GAANBase#

class pygod.nn.GAANBase(in_dim, noise_dim, hid_dim=64, num_layers=4, dropout=0.0, act=<function relu>, **kwargs)[source]#

Bases: Module

Generative Adversarial Attributed Network Anomaly Detection

GAAN is a generative adversarial attribute network anomaly detection framework, including a generator module, an encoder module, a discriminator module, and uses anomaly evaluation measures that consider sample reconstruction error and real sample recognition confidence to make predictions. This model is transductive only.

See [CLW+20] for details.

Parameters:
  • in_dim (int) – Input dimension of the node features.

  • noise_dim (int, optional) – Input dimension of the Gaussian random noise. Defaults: 16.

  • hid_dim (int, optional) – Hidden dimension of model. Default: 64.

  • num_layers (int, optional) – Total number of layers in model. A half (floor) of the layers are for the generator, the other half (ceil) of the layers are for encoder. Default: 4.

  • dropout (float, optional) – Dropout rate. Default: 0..

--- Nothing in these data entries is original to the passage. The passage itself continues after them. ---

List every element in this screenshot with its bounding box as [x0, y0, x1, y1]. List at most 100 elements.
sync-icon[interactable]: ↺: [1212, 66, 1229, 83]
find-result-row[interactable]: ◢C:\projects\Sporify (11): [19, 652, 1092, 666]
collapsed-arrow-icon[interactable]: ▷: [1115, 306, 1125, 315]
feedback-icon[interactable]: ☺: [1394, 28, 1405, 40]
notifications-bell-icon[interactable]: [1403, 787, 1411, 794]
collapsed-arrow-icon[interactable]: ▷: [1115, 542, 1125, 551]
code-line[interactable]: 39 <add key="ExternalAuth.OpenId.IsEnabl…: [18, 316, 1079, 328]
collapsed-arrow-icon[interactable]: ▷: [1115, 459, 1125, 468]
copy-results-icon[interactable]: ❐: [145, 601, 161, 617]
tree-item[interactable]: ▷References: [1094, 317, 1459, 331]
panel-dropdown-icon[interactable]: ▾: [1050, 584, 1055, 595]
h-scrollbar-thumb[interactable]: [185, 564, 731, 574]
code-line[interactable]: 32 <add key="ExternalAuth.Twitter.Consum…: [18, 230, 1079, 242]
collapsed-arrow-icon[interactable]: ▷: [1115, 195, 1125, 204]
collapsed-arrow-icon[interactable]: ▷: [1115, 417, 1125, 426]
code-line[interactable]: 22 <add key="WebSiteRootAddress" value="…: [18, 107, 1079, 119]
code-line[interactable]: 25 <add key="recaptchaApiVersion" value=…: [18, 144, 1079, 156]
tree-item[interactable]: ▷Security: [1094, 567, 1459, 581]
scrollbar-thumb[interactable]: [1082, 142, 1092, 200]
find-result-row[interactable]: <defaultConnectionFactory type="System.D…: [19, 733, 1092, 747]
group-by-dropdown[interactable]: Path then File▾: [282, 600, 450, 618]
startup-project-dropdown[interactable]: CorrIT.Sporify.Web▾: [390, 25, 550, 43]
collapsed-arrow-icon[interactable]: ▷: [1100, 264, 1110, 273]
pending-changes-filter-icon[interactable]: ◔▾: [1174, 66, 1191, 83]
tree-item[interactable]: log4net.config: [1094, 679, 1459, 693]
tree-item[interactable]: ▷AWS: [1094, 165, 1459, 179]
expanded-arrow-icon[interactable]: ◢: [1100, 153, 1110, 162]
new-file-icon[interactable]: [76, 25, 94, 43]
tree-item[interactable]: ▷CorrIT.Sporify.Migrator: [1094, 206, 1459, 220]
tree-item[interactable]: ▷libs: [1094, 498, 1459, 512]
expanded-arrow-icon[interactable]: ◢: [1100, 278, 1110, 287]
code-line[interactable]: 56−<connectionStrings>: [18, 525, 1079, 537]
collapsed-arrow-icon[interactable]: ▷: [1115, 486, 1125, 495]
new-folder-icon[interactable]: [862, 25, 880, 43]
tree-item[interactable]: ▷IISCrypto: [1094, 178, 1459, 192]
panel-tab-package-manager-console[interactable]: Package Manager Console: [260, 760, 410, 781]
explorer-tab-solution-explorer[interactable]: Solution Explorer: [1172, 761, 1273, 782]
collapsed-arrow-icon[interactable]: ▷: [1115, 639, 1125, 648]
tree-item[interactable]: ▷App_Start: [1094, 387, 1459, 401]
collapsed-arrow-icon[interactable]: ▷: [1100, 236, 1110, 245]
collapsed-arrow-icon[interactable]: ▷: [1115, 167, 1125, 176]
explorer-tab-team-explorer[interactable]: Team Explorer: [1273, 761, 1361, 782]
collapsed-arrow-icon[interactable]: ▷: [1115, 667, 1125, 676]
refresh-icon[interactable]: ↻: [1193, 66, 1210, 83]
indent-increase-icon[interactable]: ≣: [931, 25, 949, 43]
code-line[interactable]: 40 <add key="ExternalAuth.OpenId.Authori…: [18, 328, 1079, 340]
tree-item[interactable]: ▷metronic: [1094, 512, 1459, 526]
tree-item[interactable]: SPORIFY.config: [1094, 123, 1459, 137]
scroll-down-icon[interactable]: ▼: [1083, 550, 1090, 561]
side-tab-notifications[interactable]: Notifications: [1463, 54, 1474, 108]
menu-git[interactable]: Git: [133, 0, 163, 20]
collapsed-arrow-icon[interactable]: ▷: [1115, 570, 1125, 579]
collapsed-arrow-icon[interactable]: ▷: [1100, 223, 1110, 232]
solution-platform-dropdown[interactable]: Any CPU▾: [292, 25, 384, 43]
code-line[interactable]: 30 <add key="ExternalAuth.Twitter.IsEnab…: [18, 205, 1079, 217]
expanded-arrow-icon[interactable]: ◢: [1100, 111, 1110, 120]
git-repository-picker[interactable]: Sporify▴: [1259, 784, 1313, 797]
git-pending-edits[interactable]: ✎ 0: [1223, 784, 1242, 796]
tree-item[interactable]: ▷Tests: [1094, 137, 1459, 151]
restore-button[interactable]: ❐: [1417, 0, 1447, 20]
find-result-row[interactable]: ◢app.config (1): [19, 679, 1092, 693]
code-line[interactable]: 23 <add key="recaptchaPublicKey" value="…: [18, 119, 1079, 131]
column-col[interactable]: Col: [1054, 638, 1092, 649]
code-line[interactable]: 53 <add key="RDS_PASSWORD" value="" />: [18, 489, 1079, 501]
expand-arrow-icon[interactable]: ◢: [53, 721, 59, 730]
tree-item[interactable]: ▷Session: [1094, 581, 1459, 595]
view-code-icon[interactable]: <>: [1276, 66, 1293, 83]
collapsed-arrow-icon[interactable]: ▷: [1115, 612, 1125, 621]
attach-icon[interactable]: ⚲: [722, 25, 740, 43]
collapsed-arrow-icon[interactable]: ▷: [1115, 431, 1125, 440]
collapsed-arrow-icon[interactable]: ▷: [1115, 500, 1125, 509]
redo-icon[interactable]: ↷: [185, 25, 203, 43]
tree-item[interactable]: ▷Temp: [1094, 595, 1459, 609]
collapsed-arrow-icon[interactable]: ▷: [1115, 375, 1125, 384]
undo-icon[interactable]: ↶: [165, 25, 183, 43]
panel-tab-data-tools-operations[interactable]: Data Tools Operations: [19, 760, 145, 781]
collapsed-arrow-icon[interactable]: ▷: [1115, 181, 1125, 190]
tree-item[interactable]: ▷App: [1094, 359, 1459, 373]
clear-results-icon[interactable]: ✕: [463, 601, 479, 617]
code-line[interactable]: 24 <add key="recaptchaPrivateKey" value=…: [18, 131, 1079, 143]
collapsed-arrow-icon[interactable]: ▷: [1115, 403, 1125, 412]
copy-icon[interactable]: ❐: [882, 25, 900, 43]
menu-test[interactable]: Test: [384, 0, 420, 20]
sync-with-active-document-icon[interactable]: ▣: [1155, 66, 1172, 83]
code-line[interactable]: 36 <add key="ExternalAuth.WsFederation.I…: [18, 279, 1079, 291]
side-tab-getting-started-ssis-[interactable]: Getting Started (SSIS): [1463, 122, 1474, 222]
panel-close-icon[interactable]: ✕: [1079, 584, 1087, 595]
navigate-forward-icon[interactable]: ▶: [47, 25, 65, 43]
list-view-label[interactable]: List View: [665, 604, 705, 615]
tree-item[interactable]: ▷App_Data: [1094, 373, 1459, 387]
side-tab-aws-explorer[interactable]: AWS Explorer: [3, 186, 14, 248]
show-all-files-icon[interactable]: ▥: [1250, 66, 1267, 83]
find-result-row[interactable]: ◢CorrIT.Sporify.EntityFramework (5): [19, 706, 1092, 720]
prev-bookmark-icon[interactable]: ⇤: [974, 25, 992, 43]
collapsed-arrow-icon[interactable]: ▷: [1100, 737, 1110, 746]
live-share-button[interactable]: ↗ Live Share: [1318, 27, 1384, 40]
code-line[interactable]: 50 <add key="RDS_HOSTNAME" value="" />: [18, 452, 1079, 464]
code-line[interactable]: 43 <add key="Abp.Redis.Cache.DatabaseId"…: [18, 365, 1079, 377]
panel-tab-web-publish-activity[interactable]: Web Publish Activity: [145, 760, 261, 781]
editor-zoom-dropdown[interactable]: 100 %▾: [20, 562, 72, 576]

  • act (callable activation function or None, optional) – Activation function if not None. Default: torch.nn.functional.relu.

  • **kwargs – Other parameters for the backbone.

forward(x, noise)[source]#

Forward computation.

Parameters:
Returns:

  • x_ (torch.Tensor) – Reconstructed node features.

  • a (torch.Tensor) – Reconstructed adjacency matrix from real samples.

  • a_ (torch.Tensor) – Reconstructed adjacency matrix from fake samples.

static process_graph(data)[source]#

Obtain the dense adjacency matrix of the graph.

Parameters:

data (torch_geometric.data.Data) – Input graph.